Ayn Rand escaped communism and is, perhaps, most known as an anti-communist and anti-fascist. However, she espoused some of the attitudes that created those systems: the belief that, with enough personal effort, a sort of Nietzsche-esque superman could be created (who better to lead those “unworthy” people?) and a denial of God (do I have to reiterate the death tolls from atheistic totalitarian systems?). She condemned the results, but praised the underpinnings.
Rand and her husband decided not to have children, The Ayn Rand Institute website says. Too bad. The experience might have taught her something about the reality of human interdependency and self-sacrifice, and the deep good in those things. It’s one thing to preach from your tower at the masses, praising self-sufficiency and damning self-sacrifice. It’s something else to live in the real world.
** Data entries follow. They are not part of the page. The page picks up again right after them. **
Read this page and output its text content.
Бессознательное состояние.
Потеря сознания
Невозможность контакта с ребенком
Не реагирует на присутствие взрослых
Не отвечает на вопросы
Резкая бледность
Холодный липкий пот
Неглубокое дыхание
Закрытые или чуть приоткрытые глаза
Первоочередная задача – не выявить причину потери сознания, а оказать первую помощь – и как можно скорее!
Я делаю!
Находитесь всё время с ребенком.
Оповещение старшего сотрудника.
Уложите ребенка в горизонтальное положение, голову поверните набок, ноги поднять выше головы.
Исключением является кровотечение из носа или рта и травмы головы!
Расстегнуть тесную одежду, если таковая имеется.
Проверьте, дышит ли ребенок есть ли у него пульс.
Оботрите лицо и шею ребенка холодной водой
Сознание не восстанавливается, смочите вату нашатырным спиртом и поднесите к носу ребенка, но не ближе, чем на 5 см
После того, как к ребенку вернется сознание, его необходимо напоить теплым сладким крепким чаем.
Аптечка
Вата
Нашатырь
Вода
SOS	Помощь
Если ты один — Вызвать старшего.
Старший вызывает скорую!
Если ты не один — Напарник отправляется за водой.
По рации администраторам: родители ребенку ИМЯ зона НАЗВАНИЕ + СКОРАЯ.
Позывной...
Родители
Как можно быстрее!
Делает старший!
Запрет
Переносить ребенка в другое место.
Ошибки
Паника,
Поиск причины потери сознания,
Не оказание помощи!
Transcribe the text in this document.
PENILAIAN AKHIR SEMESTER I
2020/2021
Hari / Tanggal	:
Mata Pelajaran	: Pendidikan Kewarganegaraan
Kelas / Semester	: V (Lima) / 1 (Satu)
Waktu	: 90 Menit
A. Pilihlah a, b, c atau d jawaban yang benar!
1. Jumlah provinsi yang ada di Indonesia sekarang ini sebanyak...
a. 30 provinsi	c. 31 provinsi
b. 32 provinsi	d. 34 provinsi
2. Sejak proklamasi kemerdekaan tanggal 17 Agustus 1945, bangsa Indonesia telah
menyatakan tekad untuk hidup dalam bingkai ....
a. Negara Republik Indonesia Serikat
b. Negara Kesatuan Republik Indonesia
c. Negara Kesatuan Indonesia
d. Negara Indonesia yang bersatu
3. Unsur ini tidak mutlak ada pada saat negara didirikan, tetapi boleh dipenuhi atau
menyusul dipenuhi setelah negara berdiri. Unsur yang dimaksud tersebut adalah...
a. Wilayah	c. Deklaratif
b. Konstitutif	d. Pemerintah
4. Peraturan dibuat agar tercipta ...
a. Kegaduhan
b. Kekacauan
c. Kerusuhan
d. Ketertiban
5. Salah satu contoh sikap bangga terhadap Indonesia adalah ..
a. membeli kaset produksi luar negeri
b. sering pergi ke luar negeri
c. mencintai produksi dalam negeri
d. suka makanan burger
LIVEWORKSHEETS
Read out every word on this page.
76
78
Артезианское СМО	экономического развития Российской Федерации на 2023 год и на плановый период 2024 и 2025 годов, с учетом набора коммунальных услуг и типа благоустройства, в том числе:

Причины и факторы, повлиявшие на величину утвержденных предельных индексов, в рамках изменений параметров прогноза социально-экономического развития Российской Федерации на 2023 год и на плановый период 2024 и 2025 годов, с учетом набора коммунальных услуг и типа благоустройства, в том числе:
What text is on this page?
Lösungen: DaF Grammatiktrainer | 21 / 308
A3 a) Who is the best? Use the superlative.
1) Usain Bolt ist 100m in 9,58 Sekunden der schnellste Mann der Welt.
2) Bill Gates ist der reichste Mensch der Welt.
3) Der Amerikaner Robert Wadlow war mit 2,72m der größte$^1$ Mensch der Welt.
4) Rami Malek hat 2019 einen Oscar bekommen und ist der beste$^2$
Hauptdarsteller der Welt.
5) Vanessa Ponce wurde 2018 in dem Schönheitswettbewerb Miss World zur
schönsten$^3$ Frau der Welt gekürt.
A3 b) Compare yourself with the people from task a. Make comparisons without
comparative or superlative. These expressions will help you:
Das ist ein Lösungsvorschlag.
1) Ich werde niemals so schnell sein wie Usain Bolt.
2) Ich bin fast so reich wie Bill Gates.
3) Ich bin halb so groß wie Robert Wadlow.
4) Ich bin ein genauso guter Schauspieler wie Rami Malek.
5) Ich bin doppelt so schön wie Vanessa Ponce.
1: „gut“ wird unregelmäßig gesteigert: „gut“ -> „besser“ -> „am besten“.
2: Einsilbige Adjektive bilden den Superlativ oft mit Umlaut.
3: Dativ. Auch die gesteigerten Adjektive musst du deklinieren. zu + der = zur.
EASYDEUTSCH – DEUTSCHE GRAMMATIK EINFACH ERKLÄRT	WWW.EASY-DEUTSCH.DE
There are those who complain that the Tea Parties are becoming too religious, that Glenn Beck’s religious imagery and emphasis is corrupting the “pure” intent of the movement, allegedly represented by the Ayn Rand followers, strict rationalists and, therefore, atheists. Really? Then you’re going to have to ditch the Declaration and the Constitution.
The people who wrote and implemented that document weren’t just filling space when they wrote, “with a firm reliance on the protection of Divine Providence, we mutually pledge to each other our lives, our fortunes, and our sacred honor.” They believed in self-sacrifice, living for others, caring for their neighbors (and not just the “worthy” ones), and God… none of which Ayn Rand seems to have believed in.
(Excellent article at Pajamas Media on why Ayn Rand is loved in the Tea Parties. And a whole lot of comments on why she is not a good foundation. And then another whole bunch of comments blaming Christians for Obama’s spreading-the-wealth policies. People, if you listened to Glenn Beck before complaining about him, you would have heard the part about charity vs. taxes: when I choose to donate to charities, I feel charitable. I do not feel charitable when paying my taxes. Christian charity is not the same thing as socialist-lite spreading-the-wealth… which is why welfare fails and religious poverty reduction, drug rehab, and other programs do so much better.)